Thermal power station
- Primary fuel: Coal
- Secondary fuel: Natural gas
- Tertiary fuel: Fuel oil

Power generation
- Nameplate capacity: 2,850 MW
- Annual net output: 23,500 GWh (1978); 24,800 GWh (1986);

External links
- Website: dniproenergo.com.ua/separate-units/dtek-zaporizka-tpp/
- Commons: Related media on Commons

= Zaporizhzhia thermal power station =

Thermal power station in Enerhodar, Ukraine

Zaporizhzhia thermal power station is a large thermal power plant (DRES) in the purpose-built city of Enerhodar in Ukraine. It is the most powerful thermal power station in Ukraine, with an installed capacity of 2,850 MWe. Its primary fuel is coal. It can also fire natural gas and fuel oil, and has tank storage for these reserve fuels adjacent to the coal bunkers.

== Operation ==
The plant was built by the Soviet Union between 1971 and 1977.

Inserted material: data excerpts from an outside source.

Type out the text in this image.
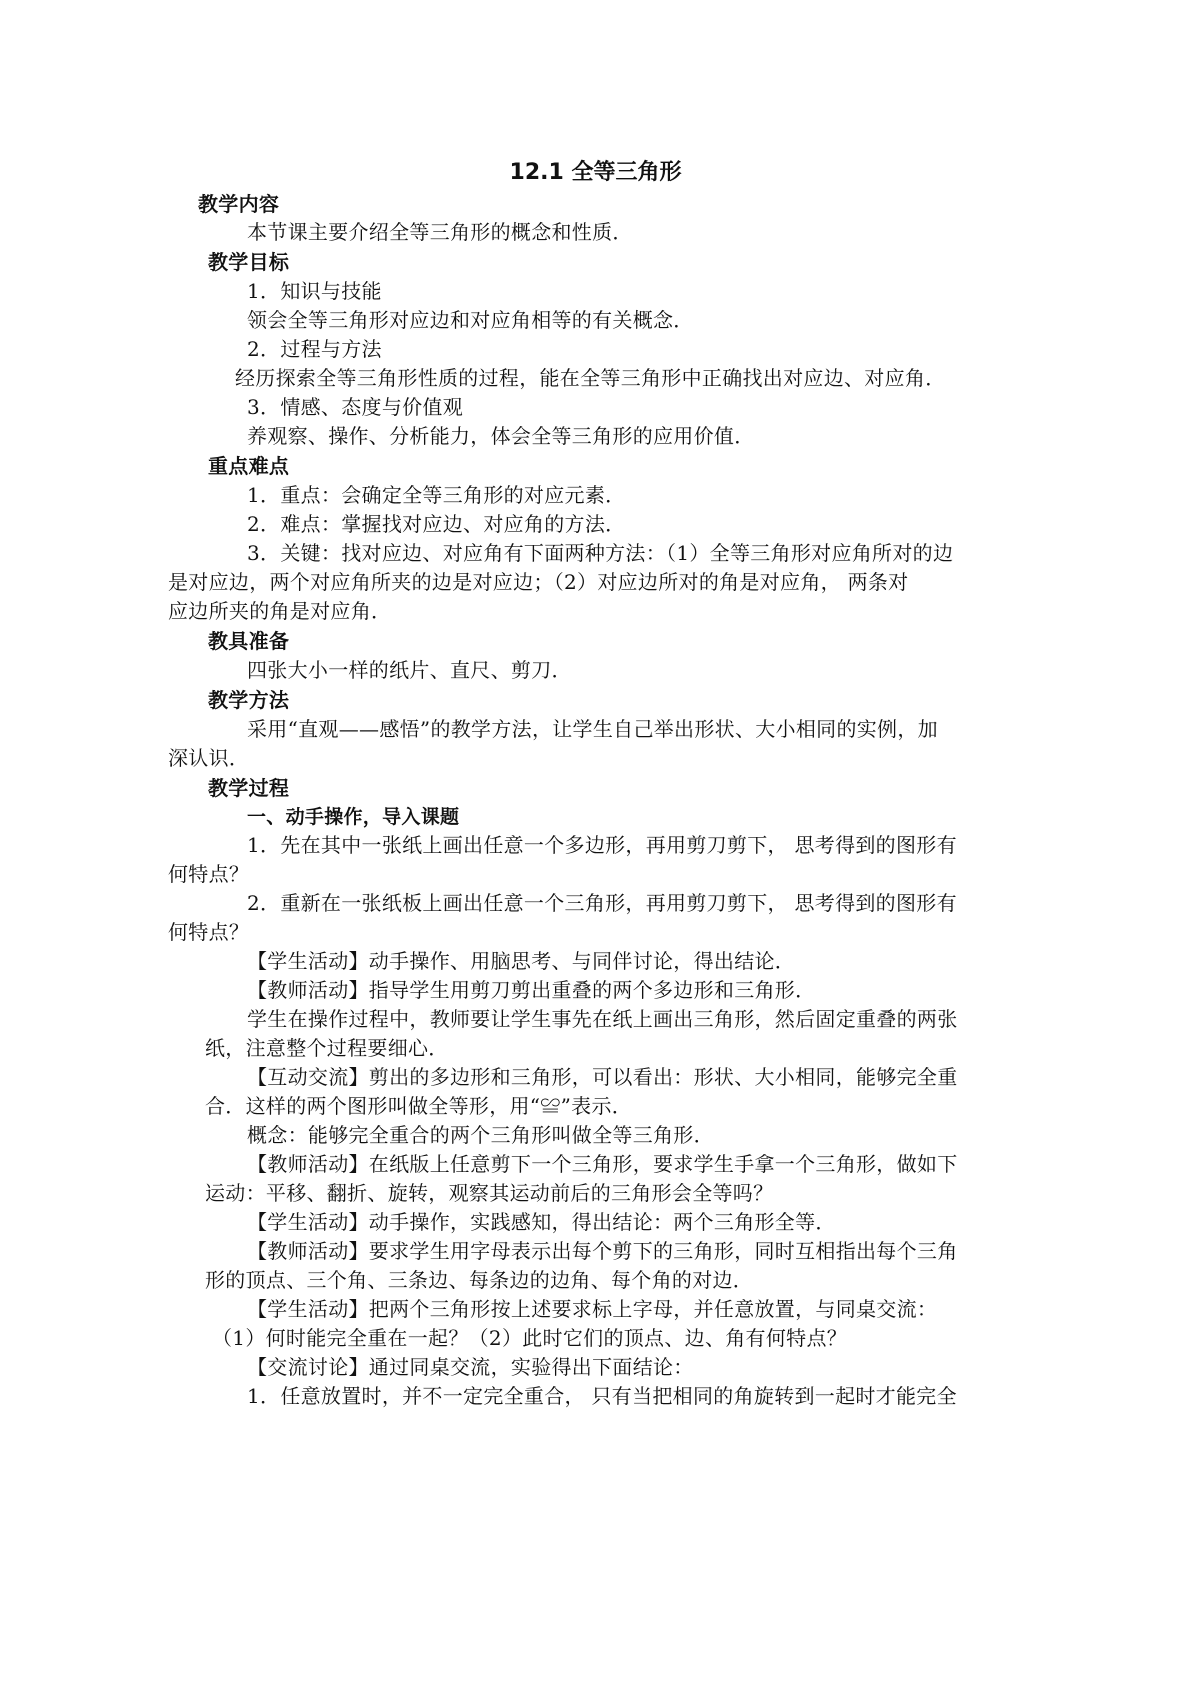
12.1 全等三角形
教学内容
本节课主要介绍全等三角形的概念和性质．
教学目标
1．知识与技能
领会全等三角形对应边和对应角相等的有关概念．
2．过程与方法
经历探索全等三角形性质的过程，能在全等三角形中正确找出对应边、对应角．
3．情感、态度与价值观
养观察、操作、分析能力，体会全等三角形的应用价值．
重点难点
1．重点：会确定全等三角形的对应元素．
2．难点：掌握找对应边、对应角的方法．
3．关键：找对应边、对应角有下面两种方法：（1）全等三角形对应角所对的边
是对应边，两个对应角所夹的边是对应边；（2）对应边所对的角是对应角， 两条对
应边所夹的角是对应角．
教具准备
四张大小一样的纸片、直尺、剪刀．
教学方法
采用“直观——感悟”的教学方法，让学生自己举出形状、大小相同的实例，加
深认识．
教学过程
一、动手操作，导入课题
1．先在其中一张纸上画出任意一个多边形，再用剪刀剪下， 思考得到的图形有
何特点？
2．重新在一张纸板上画出任意一个三角形，再用剪刀剪下， 思考得到的图形有
何特点？
【学生活动】动手操作、用脑思考、与同伴讨论，得出结论．
【教师活动】指导学生用剪刀剪出重叠的两个多边形和三角形．
学生在操作过程中，教师要让学生事先在纸上画出三角形，然后固定重叠的两张
纸，注意整个过程要细心．
【互动交流】剪出的多边形和三角形，可以看出：形状、大小相同，能够完全重
合．这样的两个图形叫做全等形，用“≌”表示．
概念：能够完全重合的两个三角形叫做全等三角形．
【教师活动】在纸版上任意剪下一个三角形，要求学生手拿一个三角形，做如下
运动：平移、翻折、旋转，观察其运动前后的三角形会全等吗？
【学生活动】动手操作，实践感知，得出结论：两个三角形全等．
【教师活动】要求学生用字母表示出每个剪下的三角形，同时互相指出每个三角
形的顶点、三个角、三条边、每条边的边角、每个角的对边．
【学生活动】把两个三角形按上述要求标上字母，并任意放置，与同桌交流：
（1）何时能完全重在一起？（2）此时它们的顶点、边、角有何特点？
【交流讨论】通过同桌交流，实验得出下面结论：
1．任意放置时，并不一定完全重合， 只有当把相同的角旋转到一起时才能完全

The first stage of this power plant with a capacity of 1200 MW began operation in 1973. In 1977, the second stage of the power plant with a capacity of, 2400 MW began operation. In 1986, the power plant produced a record amount of electricity and was awarded the Order of the October Revolution.

The plant has two 320 m tall flue-gas stacks, which are among the tallest freestanding structures in Ukraine. The plant is not equipped with any flue gas desulphurization systems, and uses electrostatic precipitators to remove fly ash prior to the flue gas being exhausted via one of the two chimneys. Like many other coal-fired generating stations, the Zaporizhzhia site encompasses an ash pond. Coal ash from the boilers is delivered by pipe to the 135 hectare (333 acre) pond, where it is disposed of.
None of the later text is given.